When people ask what was the happiest day of my life, my heart sinks and fills with guilt. I wish I could say the day my daughter was born. But I can’t. Most peoples’ lives change fundamentally when they become parents but for me I fundamentally changed. The shock, agony and trauma of labour that should never of been allowed by medical professionals to happen the way it did, meant I started my first hours of motherhood, shell-shocked, numb and eventually angry about what I went through. I felt my daughter and I didn’t stand a chance at a cosy, blissful 3 months of bonding and breast-feeding that I had dreamt of.

Instead I wept every Thursday for the first 4 months as I counted her age in weeks and relled in pain at how hard this all was. My daughter was forced into the world by ventouse. With a huge lump on her head within a week she was very unsettled. This continued for 3 months, she wouldn’t sleep, was an aggressive feeder and when she cried it went on for hours and hours.

I don’t quite remember the first few weeks except standout monumentally low moments. The first day my husband went back to work after 2 weeks paternity leave, my daughter didn’t sleep all day and cried for 7 hours straight. I was so close to book a flight to Australia and leaving both my beautiful new born baby and my loving husband behind.

I remember my Mother in Law coming to visit for the week and feeling constantly judged by her. The lowest point was when I was trying to get my daughter to sleep in a bassinet on the floor of the lounge in our drafty Edwardian rental property in November and my Mother in Law swooping in and putting the bassinet up on the table saying that the floor is the coldest place in the house. The week was full of these moments where I couldn’t help but believe that was a bad Mother. My husband would get home and I would walk the streets on dark rainy cold evenings crying. Not able to spend time with my daughter through fear of further criticism from my Mother in Law, yet not coping with being away from my beautiful baby.

The exhaustion was undescribable, I still don’t know how I manage to keep both my daughter and I alive that year. I tried to put on a brave face to the endless well meaning visitors. Hiding my internal wounds and my dark thoughts and feelings under a facade of domestic bliss. I was more concerned about having clean hair, home cooked meals and a tidy house than I was about stopping and enjoying this magical time with my new born daughter. Why, I wonder? Because it wasn’t magical. It wasn’t magical because I couldn’t process the shocking ordeal my body and mind had been put through trying to bring her safely into this world. My daughter, I have now learnt, is a sponge to the environment and emotions around her. Whatever the atmosphere, her behaviour with portray it. My poor beautiful little girl was suffocating in my shock and depression day after day. Not surprising she suffered with colic and couldn’t settle.

I look back now and wish I had done things differently. I wish had not have cared about clean dishes and showering. I wish I sat in my pjs day in day out breastfeeding and watching book sets, enjoy a time that would never come around again. I wished it away, I wanted to be in the gym, trying to restore the shell of my body to something with resemblaning the strong physique I previously had. I wanted to be in the pub with my friends, drinking and laughing their cares away.

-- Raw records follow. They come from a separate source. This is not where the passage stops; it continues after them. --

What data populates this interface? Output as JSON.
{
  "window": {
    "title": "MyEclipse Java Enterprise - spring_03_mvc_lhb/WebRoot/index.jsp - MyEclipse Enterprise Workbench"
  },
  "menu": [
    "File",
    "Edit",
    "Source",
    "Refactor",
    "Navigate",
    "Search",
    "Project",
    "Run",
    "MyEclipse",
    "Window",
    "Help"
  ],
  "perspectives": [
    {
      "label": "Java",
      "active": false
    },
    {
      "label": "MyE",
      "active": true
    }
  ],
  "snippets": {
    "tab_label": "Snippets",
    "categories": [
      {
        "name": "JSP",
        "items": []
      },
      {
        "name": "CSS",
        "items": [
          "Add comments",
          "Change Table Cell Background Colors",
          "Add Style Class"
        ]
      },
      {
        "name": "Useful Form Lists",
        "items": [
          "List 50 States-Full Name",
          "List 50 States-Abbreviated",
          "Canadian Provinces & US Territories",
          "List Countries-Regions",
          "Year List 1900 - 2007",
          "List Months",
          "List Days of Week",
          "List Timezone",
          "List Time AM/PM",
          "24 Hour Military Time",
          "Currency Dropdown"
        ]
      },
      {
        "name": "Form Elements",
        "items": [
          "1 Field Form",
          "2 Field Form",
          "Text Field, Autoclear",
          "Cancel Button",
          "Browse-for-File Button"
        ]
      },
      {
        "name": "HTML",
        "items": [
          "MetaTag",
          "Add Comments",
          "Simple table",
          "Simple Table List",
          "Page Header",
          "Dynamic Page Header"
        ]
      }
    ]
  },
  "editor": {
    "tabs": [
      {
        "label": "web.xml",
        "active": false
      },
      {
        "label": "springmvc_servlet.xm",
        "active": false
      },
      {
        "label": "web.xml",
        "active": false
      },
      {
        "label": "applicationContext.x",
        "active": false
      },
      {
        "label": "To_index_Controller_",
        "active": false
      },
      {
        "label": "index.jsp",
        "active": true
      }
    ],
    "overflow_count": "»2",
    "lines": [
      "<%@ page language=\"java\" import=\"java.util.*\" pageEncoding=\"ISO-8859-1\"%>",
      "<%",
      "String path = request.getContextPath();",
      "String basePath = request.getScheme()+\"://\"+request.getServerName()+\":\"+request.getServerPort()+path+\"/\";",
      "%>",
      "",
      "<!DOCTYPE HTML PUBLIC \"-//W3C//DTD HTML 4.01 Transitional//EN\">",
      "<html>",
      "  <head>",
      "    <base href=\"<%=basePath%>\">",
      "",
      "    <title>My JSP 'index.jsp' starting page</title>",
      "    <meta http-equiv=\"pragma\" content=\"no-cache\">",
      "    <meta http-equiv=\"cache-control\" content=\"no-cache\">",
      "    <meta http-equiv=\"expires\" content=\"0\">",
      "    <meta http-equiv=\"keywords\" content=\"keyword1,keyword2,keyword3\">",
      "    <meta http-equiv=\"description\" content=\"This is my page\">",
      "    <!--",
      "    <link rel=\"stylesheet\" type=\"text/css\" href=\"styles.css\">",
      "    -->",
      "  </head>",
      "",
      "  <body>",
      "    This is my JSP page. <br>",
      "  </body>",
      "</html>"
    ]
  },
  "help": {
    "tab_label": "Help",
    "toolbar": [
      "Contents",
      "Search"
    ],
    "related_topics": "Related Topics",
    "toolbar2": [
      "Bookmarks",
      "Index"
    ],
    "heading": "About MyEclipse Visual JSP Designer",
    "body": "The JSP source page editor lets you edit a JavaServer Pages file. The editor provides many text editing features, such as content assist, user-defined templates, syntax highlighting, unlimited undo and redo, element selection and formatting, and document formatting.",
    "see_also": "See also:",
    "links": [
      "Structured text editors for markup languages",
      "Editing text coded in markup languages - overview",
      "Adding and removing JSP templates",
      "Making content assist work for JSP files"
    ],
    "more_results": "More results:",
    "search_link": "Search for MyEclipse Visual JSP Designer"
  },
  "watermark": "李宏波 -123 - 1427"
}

And now looking back I wish more than anything I hadn’t wished it away. After a long time of trying for baby two. I now realise how lucky and special that time was, because there is a chance I may never have it again. Even if I am lucky enough to have a second child, it will never be the same as you don’t have the chance to sit in your pjs as you first born needs you to dressed and out.

For two years after my daughter was born I was adamant that I didn’t want a second child. It was too hard, I wasn’t a good enough mum, my body wouldn’t survive another pregnancy let alone labour. And now my biggest regret is saying this to the universe too loudly, because I think the universe was listening to me and it could be why I can’t conceive a second child now.